ヴァンガードTV3は、後に打ち上げに成功したヴァンガード1号とほぼ同型機で、直径15.2cm、質量1.36kgの球形をしている。スプートニク1号と比べ直径・質量はそれぞれ4分の1と60分の1に過ぎなかったが、太陽電池による発電を可能としていた点では先進的だった。内部には108MHzと108.03MHzの無線送信機を装備し、6本のアンテナが突き出ている。また、衛星内の温度を測定するために2個のサーミスタを搭載した[2]

打ち上げとその後

回収されたヴァンガードTV3実機

1957年12月6日、ヴァンガードTV3はヴァンガードロケットに乗せられケープ・カナベラル空軍基地から打ち上げられた。しかしリフトオフから2秒後にエンジンの推力が低下し、ロケットは燃料を満載したまま発射台上に崩れ落ちて爆発した。台座は大きな損傷を受け大規模な修繕を余儀なくされたが、人工衛星は完全に破壊されるには至らず、付近に転がり電波を送信し続けていた[2]
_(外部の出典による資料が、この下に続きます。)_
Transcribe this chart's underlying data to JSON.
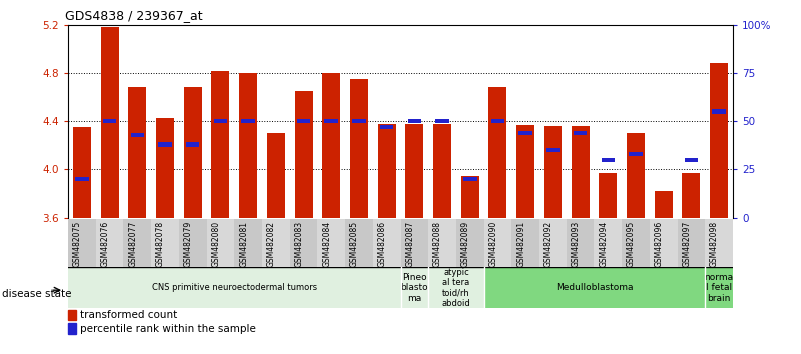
{
  "title": "GDS4838 / 239367_at",
  "samples": [
    "GSM482075",
    "GSM482076",
    "GSM482077",
    "GSM482078",
    "GSM482079",
    "GSM482080",
    "GSM482081",
    "GSM482082",
    "GSM482083",
    "GSM482084",
    "GSM482085",
    "GSM482086",
    "GSM482087",
    "GSM482088",
    "GSM482089",
    "GSM482090",
    "GSM482091",
    "GSM482092",
    "GSM482093",
    "GSM482094",
    "GSM482095",
    "GSM482096",
    "GSM482097",
    "GSM482098"
  ],
  "red_values": [
    4.35,
    5.18,
    4.68,
    4.43,
    4.68,
    4.82,
    4.8,
    4.3,
    4.65,
    4.8,
    4.75,
    4.38,
    4.38,
    4.38,
    3.95,
    4.68,
    4.37,
    4.36,
    4.36,
    3.97,
    4.3,
    3.82,
    3.97,
    4.88
  ],
  "blue_percentiles": [
    20,
    50,
    43,
    38,
    38,
    50,
    50,
    null,
    50,
    50,
    50,
    47,
    50,
    50,
    20,
    50,
    44,
    35,
    44,
    30,
    33,
    null,
    30,
    55
  ],
  "ylim_left": [
    3.6,
    5.2
  ],
  "yticks_left": [
    3.6,
    4.0,
    4.4,
    4.8,
    5.2
  ],
  "yticks_right": [
    0,
    25,
    50,
    75,
    100
  ],
  "ylim_right": [
    0,
    100
  ],
  "red_color": "#CC2200",
  "blue_color": "#2222CC",
  "bar_width": 0.65,
  "groups": [
    {
      "label": "CNS primitive neuroectodermal tumors",
      "start": 0,
      "end": 12,
      "color": "#e0f0e0"
    },
    {
      "label": "Pineo\nblasto\nma",
      "start": 12,
      "end": 13,
      "color": "#e0f0e0"
    },
    {
      "label": "atypic\nal tera\ntoid/rh\nabdoid",
      "start": 13,
      "end": 15,
      "color": "#e0f0e0"
    },
    {
      "label": "Medulloblastoma",
      "start": 15,
      "end": 23,
      "color": "#80d880"
    },
    {
      "label": "norma\nl fetal\nbrain",
      "start": 23,
      "end": 24,
      "color": "#80d880"
    }
  ],
  "disease_state_label": "disease state",
  "legend": [
    {
      "label": "transformed count",
      "color": "#CC2200"
    },
    {
      "label": "percentile rank within the sample",
      "color": "#2222CC"
    }
  ]
}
エンジンが停止した正確な原因は不明だが、燃料配管の不良によるものだと推定されている[2]

これを受けアメリカの各メディアは、「カプートニク」(Kaputnik, ぶち壊れ衛星)、「ステイプットニク」(Stayputnik, 動かない衛星)など、先に打ち上げられた「スプートニク」を捩った造語とともにセンセーショナルに失敗を伝え、スプートニク・ショックをあおった[3]
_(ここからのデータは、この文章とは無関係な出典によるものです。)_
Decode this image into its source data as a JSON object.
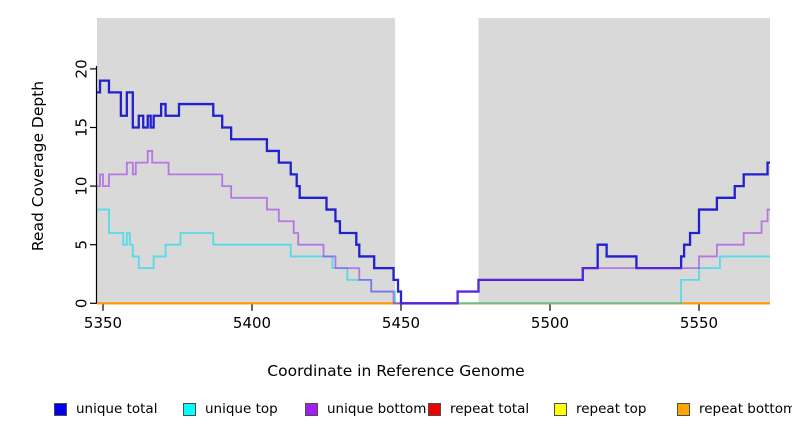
{
  "figure": {
    "xlabel": "Coordinate in Reference Genome",
    "ylabel": "Read Coverage Depth"
  },
  "chart_data": {
    "type": "line",
    "subtype": "step",
    "title": "",
    "xlabel": "Coordinate in Reference Genome",
    "ylabel": "Read Coverage Depth",
    "xlim": [
      5348,
      5574
    ],
    "ylim": [
      0,
      24.3
    ],
    "x_ticks": [
      5350,
      5400,
      5450,
      5500,
      5550
    ],
    "y_ticks": [
      0,
      5,
      10,
      15,
      20
    ],
    "grid": false,
    "plot_background": "#d9d9d9",
    "gap_band": {
      "x_start": 5448,
      "x_end": 5476,
      "color": "#ffffff"
    },
    "legend_position": "bottom",
    "series": [
      {
        "name": "unique total",
        "color": "#0000EE",
        "line_color": "rgba(0,0,205,0.85)",
        "width": 2.3,
        "points": [
          [
            5348,
            18
          ],
          [
            5349,
            19
          ],
          [
            5352,
            18
          ],
          [
            5356,
            16
          ],
          [
            5358,
            18
          ],
          [
            5360,
            15
          ],
          [
            5362,
            16
          ],
          [
            5363.5,
            15
          ],
          [
            5365,
            16
          ],
          [
            5366,
            15
          ],
          [
            5367,
            16
          ],
          [
            5369.5,
            17
          ],
          [
            5371,
            16
          ],
          [
            5375.5,
            17
          ],
          [
            5387,
            16
          ],
          [
            5390,
            15
          ],
          [
            5393,
            14
          ],
          [
            5405,
            13
          ],
          [
            5409,
            12
          ],
          [
            5413,
            11
          ],
          [
            5415,
            10
          ],
          [
            5416,
            9
          ],
          [
            5425,
            8
          ],
          [
            5428,
            7
          ],
          [
            5429.5,
            6
          ],
          [
            5435,
            5
          ],
          [
            5436,
            4
          ],
          [
            5441,
            3
          ],
          [
            5447.5,
            2
          ],
          [
            5449,
            1
          ],
          [
            5450,
            0
          ],
          [
            5469,
            1
          ],
          [
            5476,
            2
          ],
          [
            5511,
            3
          ],
          [
            5516,
            5
          ],
          [
            5519,
            4
          ],
          [
            5529,
            3
          ],
          [
            5544,
            4
          ],
          [
            5545,
            5
          ],
          [
            5547,
            6
          ],
          [
            5550,
            8
          ],
          [
            5556,
            9
          ],
          [
            5562,
            10
          ],
          [
            5565,
            11
          ],
          [
            5573,
            12
          ]
        ]
      },
      {
        "name": "unique top",
        "color": "#00FFFF",
        "line_color": "rgba(0,220,235,0.6)",
        "width": 1.8,
        "points": [
          [
            5348,
            8
          ],
          [
            5352,
            6
          ],
          [
            5356.8,
            5
          ],
          [
            5358,
            6
          ],
          [
            5359,
            5
          ],
          [
            5360,
            4
          ],
          [
            5362,
            3
          ],
          [
            5367,
            4
          ],
          [
            5371,
            5
          ],
          [
            5376,
            6
          ],
          [
            5387,
            5
          ],
          [
            5413,
            4
          ],
          [
            5427,
            3
          ],
          [
            5432,
            2
          ],
          [
            5440,
            1
          ],
          [
            5448,
            0
          ],
          [
            5544,
            2
          ],
          [
            5550,
            3
          ],
          [
            5557,
            4
          ]
        ]
      },
      {
        "name": "unique bottom",
        "color": "#A020F0",
        "line_color": "rgba(150,40,235,0.55)",
        "width": 1.8,
        "points": [
          [
            5348,
            10
          ],
          [
            5349,
            11
          ],
          [
            5350,
            10
          ],
          [
            5352,
            11
          ],
          [
            5358,
            12
          ],
          [
            5360,
            11
          ],
          [
            5361,
            12
          ],
          [
            5365,
            13
          ],
          [
            5366.5,
            12
          ],
          [
            5372,
            11
          ],
          [
            5390,
            10
          ],
          [
            5393,
            9
          ],
          [
            5405,
            8
          ],
          [
            5409,
            7
          ],
          [
            5414,
            6
          ],
          [
            5415.5,
            5
          ],
          [
            5424,
            4
          ],
          [
            5428,
            3
          ],
          [
            5436,
            2
          ],
          [
            5440,
            1
          ],
          [
            5447.5,
            0
          ],
          [
            5469,
            1
          ],
          [
            5476,
            2
          ],
          [
            5511,
            3
          ],
          [
            5550,
            4
          ],
          [
            5556,
            5
          ],
          [
            5565,
            6
          ],
          [
            5571,
            7
          ],
          [
            5573,
            8
          ]
        ]
      },
      {
        "name": "repeat total",
        "color": "#EE0000",
        "line_color": "rgba(221,0,0,1)",
        "width": 1.6,
        "points": [
          [
            5348,
            0
          ]
        ]
      },
      {
        "name": "repeat top",
        "color": "#FFFF00",
        "line_color": "rgba(255,255,0,1)",
        "width": 1.6,
        "points": [
          [
            5348,
            0
          ]
        ]
      },
      {
        "name": "repeat bottom",
        "color": "#FFA500",
        "line_color": "rgba(255,145,0,0.95)",
        "width": 2.2,
        "points": [
          [
            5348,
            0
          ]
        ]
      }
    ]
  },
  "legend": {
    "items": [
      {
        "label": "unique total",
        "color": "#0000EE"
      },
      {
        "label": "unique top",
        "color": "#00FFFF"
      },
      {
        "label": "unique bottom",
        "color": "#A020F0"
      },
      {
        "label": "repeat total",
        "color": "#EE0000"
      },
      {
        "label": "repeat top",
        "color": "#FFFF00"
      },
      {
        "label": "repeat bottom",
        "color": "#FFA500"
      }
    ]
  }
}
1958年1月には、陸軍のチームがアメリカ初の人工衛星エクスプローラー1号を成功裏に打ち上げ、海軍のヴァンガード計画は先を越される形となった。2月に入ってヴァンガードTV3バックアップ機 (TV3BU) の打ち上げが行われたが、発射57秒後に制御システムの異常でロケットが空中分解し、再度の失敗に終わった[1]。ヴァンガード計画の最初の成功は3月のTV4(ヴァンガード1号)を待たねばならなかった。

なお、TV3の実機は事故現場から回収され、アメリカの国立航空宇宙博物館で展示されている[2]

参考文献

  1. ^ a b C. M. Green & M. Lomask (1970年). “Vanguard: A History”. The NASA Historical Series. NASA. 2009年12月21日閲覧。
  2. ^ a b c d Vanguard TV3”. NSSDC Master Catalog. NSSDC, NASA. 2009年12月21日閲覧。
  3. ^ Alan Boyle (1997年10月4日). “Sputnik started space race, anxiety”. msnbc.com. 2009年12月21日閲覧。